Em um recente debate entre candidatos ao Senado pela Paraíba, João Azevêdo (PSB) expressou críticas contundentes à gestão de Marcelo Queiroga no Ministério da Saúde, durante o governo de Jair Bolsonaro. A discussão surgiu quando Queiroga abordou propostas para combater a corrupção na saúde.
Azevêdo ressaltou que a legislação para punir desvios já existe, mas o problema reside na aplicação das normas.
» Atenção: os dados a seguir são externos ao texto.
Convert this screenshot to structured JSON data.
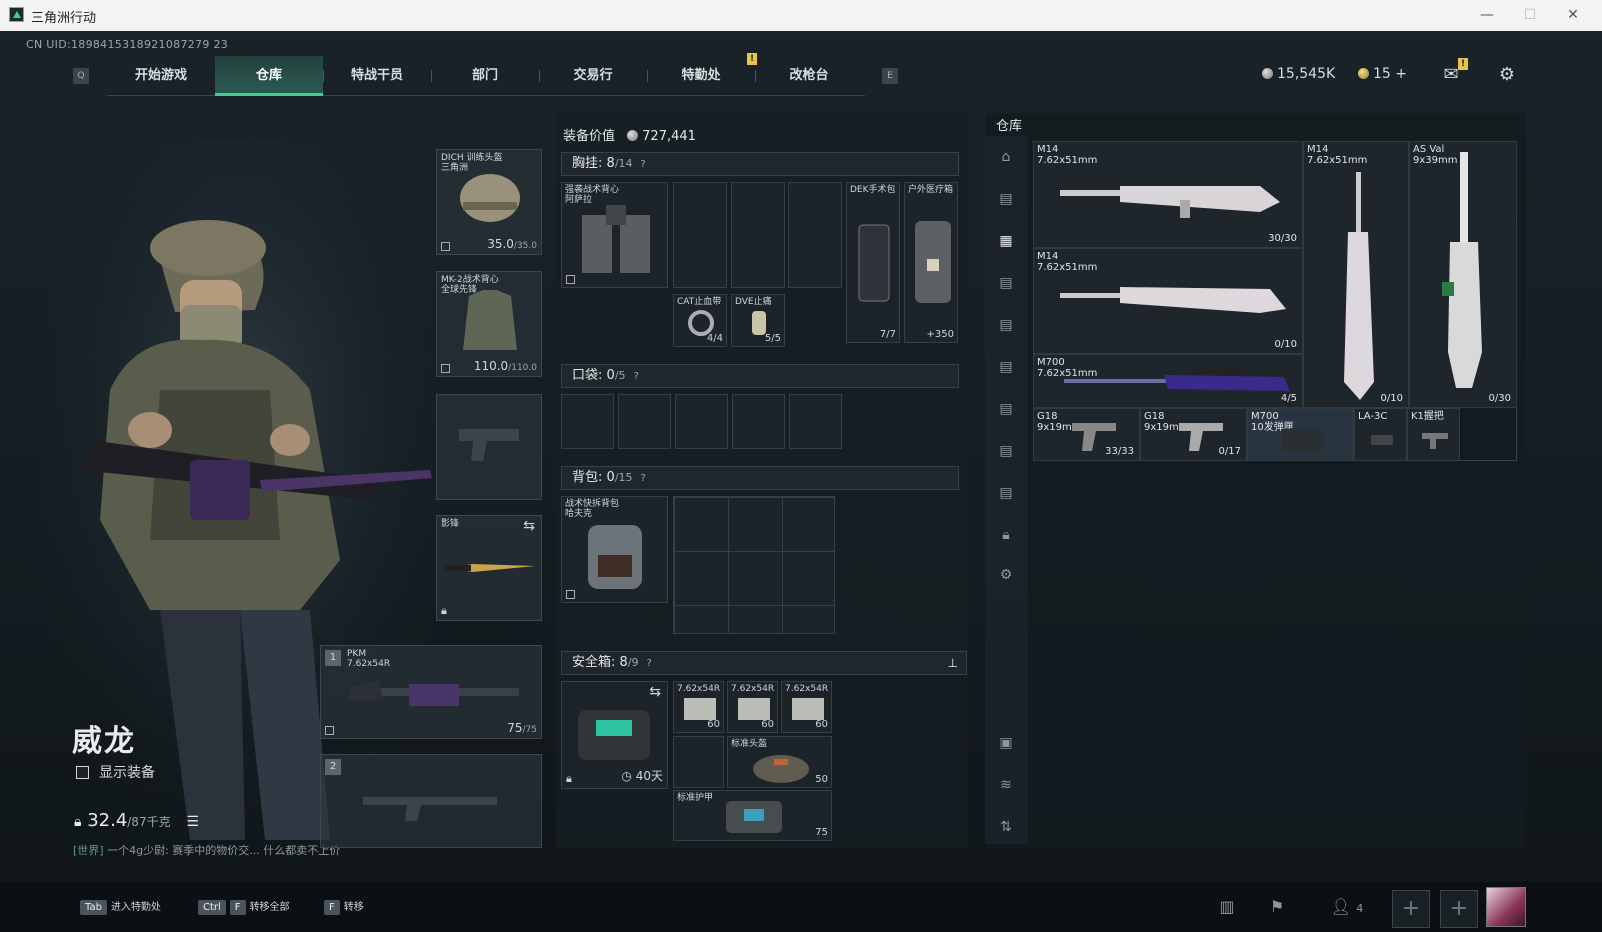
{
  "window": {
    "title": "三角洲行动",
    "min": "—",
    "max": "☐",
    "close": "✕"
  },
  "uid": "CN UID:1898415318921087279 23",
  "keys": {
    "left": "Q",
    "right": "E"
  },
  "nav": {
    "tabs": [
      "开始游戏",
      "仓库",
      "特战干员",
      "部门",
      "交易行",
      "特勤处",
      "改枪台"
    ],
    "active": 1,
    "alert": "!"
  },
  "currency": {
    "silver": "15,545K",
    "gold": "15",
    "plus": "+"
  },
  "operator": {
    "name": "威龙",
    "show_equipment": "显示装备",
    "weight": "32.4",
    "weight_max": "/87千克"
  },
  "chat": {
    "channel": "[世界]",
    "text": "一个4g少尉: 赛季中的物价交... 什么都卖不上价"
  },
  "loadout": {
    "helmet": {
      "name": "DICH 训练头盔",
      "sub": "三角洲",
      "dur": "35.0",
      "max": "/35.0"
    },
    "armor": {
      "name": "MK-2战术背心",
      "sub": "全球先锋",
      "dur": "110.0",
      "max": "/110.0"
    },
    "melee": {
      "name": "影锋"
    },
    "primary": {
      "slot": "1",
      "name": "PKM",
      "cal": "7.62x54R",
      "ammo": "75",
      "max": "/75"
    },
    "secondary": {
      "slot": "2"
    }
  },
  "equip": {
    "label": "装备价值",
    "value": "727,441"
  },
  "chest": {
    "label": "胸挂:",
    "count": "8",
    "max": "/14",
    "q": "?",
    "rig": "强袭战术背心",
    "rig_sub": "阿萨拉",
    "items": [
      {
        "name": "CAT止血带",
        "count": "4/4"
      },
      {
        "name": "DVE止痛",
        "count": "5/5"
      },
      {
        "name": "DEK手术包",
        "count": "7/7"
      },
      {
        "name": "户外医疗箱",
        "count": "+350"
      }
    ]
  },
  "pocket": {
    "label": "口袋:",
    "count": "0",
    "max": "/5",
    "q": "?"
  },
  "backpack": {
    "label": "背包:",
    "count": "0",
    "max": "/15",
    "q": "?",
    "name": "战术快拆背包",
    "sub": "哈夫克"
  },
  "safe": {
    "label": "安全箱:",
    "count": "8",
    "max": "/9",
    "q": "?",
    "days": "40天",
    "items": [
      {
        "name": "7.62x54R",
        "count": "60"
      },
      {
        "name": "7.62x54R",
        "count": "60"
      },
      {
        "name": "7.62x54R",
        "count": "60"
      },
      {
        "name": "标准头盔",
        "count": "50"
      },
      {
        "name": "标准护甲",
        "count": "75"
      }
    ]
  },
  "storage": {
    "title": "仓库",
    "weapons": [
      {
        "name": "M14",
        "cal": "7.62x51mm",
        "count": "30/30"
      },
      {
        "name": "M14",
        "cal": "7.62x51mm",
        "count": "0/10"
      },
      {
        "name": "M14",
        "cal": "7.62x51mm",
        "count": "0/10"
      },
      {
        "name": "AS Val",
        "cal": "9x39mm",
        "count": "0/30"
      },
      {
        "name": "M700",
        "cal": "7.62x51mm",
        "count": "4/5"
      },
      {
        "name": "G18",
        "cal": "9x19mm",
        "count": "33/33"
      },
      {
        "name": "G18",
        "cal": "9x19mm",
        "count": "0/17"
      },
      {
        "name": "M700",
        "cal": "10发弹匣",
        "count": ""
      },
      {
        "name": "LA-3C",
        "cal": "",
        "count": ""
      },
      {
        "name": "K1握把",
        "cal": "",
        "count": ""
      }
    ]
  },
  "bottom": {
    "hints": [
      {
        "key": "Tab",
        "label": "进入特勤处"
      },
      {
        "key": "Ctrl",
        "key2": "F",
        "label": "转移全部"
      },
      {
        "key": "F",
        "label": "转移"
      }
    ],
    "friends": "4",
    "add": "+"
  }
}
Ele aproveitou a oportunidade para destacar os investimentos realizados em sua gestão como governador, mencionando a redução das filas para cirurgias e a construção de novas unidades de saúde.
O governador afirmou que cerca de 282 mil pessoas que aguardavam procedimentos foram atendidas, afirmando:
Acabamos com a fila da vergonha, vidas transformadas de pessoas que esperavam seis anos, oito anos por uma cirurgia. Essa é a realidade do SUS hoje.
Azevêdo também citou importantes obras, como o Hospital da Mulher de João Pessoa e o Hospital de Trauma em Patos, reforçando seu compromisso com a saúde pública.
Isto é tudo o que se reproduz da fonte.